2. **Question Field:** "Question: [multiple choice question]" - The label "Question:" is in a standard black monospaced font. The placeholder text "[multiple choice question]" is in a red monospaced font.
3. **Answer Field:** "Answer:" - The label "Answer:" is in a standard black monospaced font. This line is followed by a colon and a blank space, indicating where a response should be entered.
### Detailed Analysis
* **Text Transcription:**
* Line 1: `Token Prob Confidence Prompt:`
* Line 2: `Question: [multiple choice question]`
* Line 3: `Answer:`
* **Language:** The text is entirely in English.
* **Color Coding:** The placeholder `[multiple choice question]` is highlighted in red, distinguishing it as a variable field to be replaced with actual content. All other text is black.
* **Spatial Grounding:** All elements are positioned in the top-left quadrant of the containing box, with significant empty space to the right and below the "Answer:" line.
### Key Observations
1. The template is designed for a specific technical task: prompting a system to provide an answer along with a confidence metric (implied by "Token Prob Confidence").
2. The structure is minimal, containing only the essential labels needed to frame the query.
3. The use of a monospaced font suggests a technical or code-oriented context.
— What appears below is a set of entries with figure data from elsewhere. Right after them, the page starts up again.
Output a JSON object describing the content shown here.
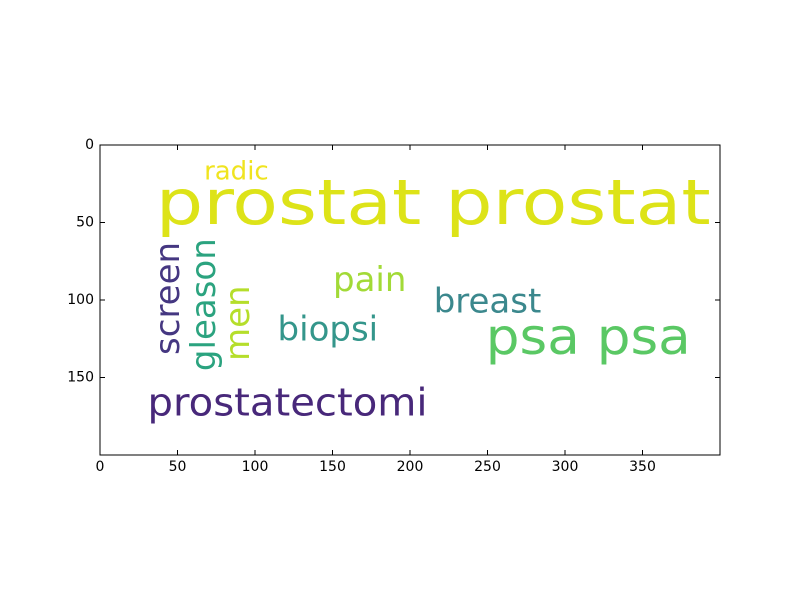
{
  "chart_data": {
    "type": "wordcloud",
    "title": "",
    "xlabel": "",
    "ylabel": "",
    "xlim": [
      0,
      400
    ],
    "ylim": [
      200,
      0
    ],
    "x_ticks": [
      0,
      50,
      100,
      150,
      200,
      250,
      300,
      350
    ],
    "y_ticks": [
      0,
      50,
      100,
      150
    ],
    "grid": false,
    "words": [
      {
        "text": "prostat prostat",
        "x": 215,
        "y": 37,
        "orientation": "horizontal",
        "color": "#dde318"
      },
      {
        "text": "radic",
        "x": 88,
        "y": 17,
        "orientation": "horizontal",
        "color": "#f0e41f"
      },
      {
        "text": "psa psa",
        "x": 315,
        "y": 124,
        "orientation": "horizontal",
        "color": "#5ac864"
      },
      {
        "text": "breast",
        "x": 250,
        "y": 101,
        "orientation": "horizontal",
        "color": "#3b888d"
      },
      {
        "text": "pain",
        "x": 174,
        "y": 87,
        "orientation": "horizontal",
        "color": "#a2da37"
      },
      {
        "text": "biopsi",
        "x": 147,
        "y": 119,
        "orientation": "horizontal",
        "color": "#34968b"
      },
      {
        "text": "prostatectomi",
        "x": 121,
        "y": 166,
        "orientation": "horizontal",
        "color": "#48287a"
      },
      {
        "text": "screen",
        "x": 44,
        "y": 99,
        "orientation": "vertical",
        "color": "#453781"
      },
      {
        "text": "gleason",
        "x": 67,
        "y": 103,
        "orientation": "vertical",
        "color": "#2ba37f"
      },
      {
        "text": "men",
        "x": 89,
        "y": 115,
        "orientation": "vertical",
        "color": "#b5de2b"
      }
    ]
  }
}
4. The red placeholder text serves as a clear visual cue for where user input is required.
### Interpretation
This image depicts a **prompt engineering template**. Its purpose is to standardize the format for asking a language model a multiple-choice question while explicitly requesting a confidence score (likely based on token probabilities) alongside the answer.
* **Function:** The template separates the instruction ("Token Prob Confidence Prompt"), the variable input (the question in red), and the expected output location ("Answer:"). This structure helps ensure consistent, parseable responses from an AI system, which is crucial for automated evaluation or confidence calibration tasks.
* **Implied Workflow:** A user would replace `[multiple choice question]` with their actual question. The system, when processing this formatted prompt, would be expected to generate not just the chosen answer but also a associated probability or confidence value, facilitating analysis of the model's certainty.
* **Context:** This is likely a component from a research paper, technical documentation, or a developer tool focused on AI model evaluation, interpretability, or reliability testing. The empty "Answer:" field indicates the template is ready for use.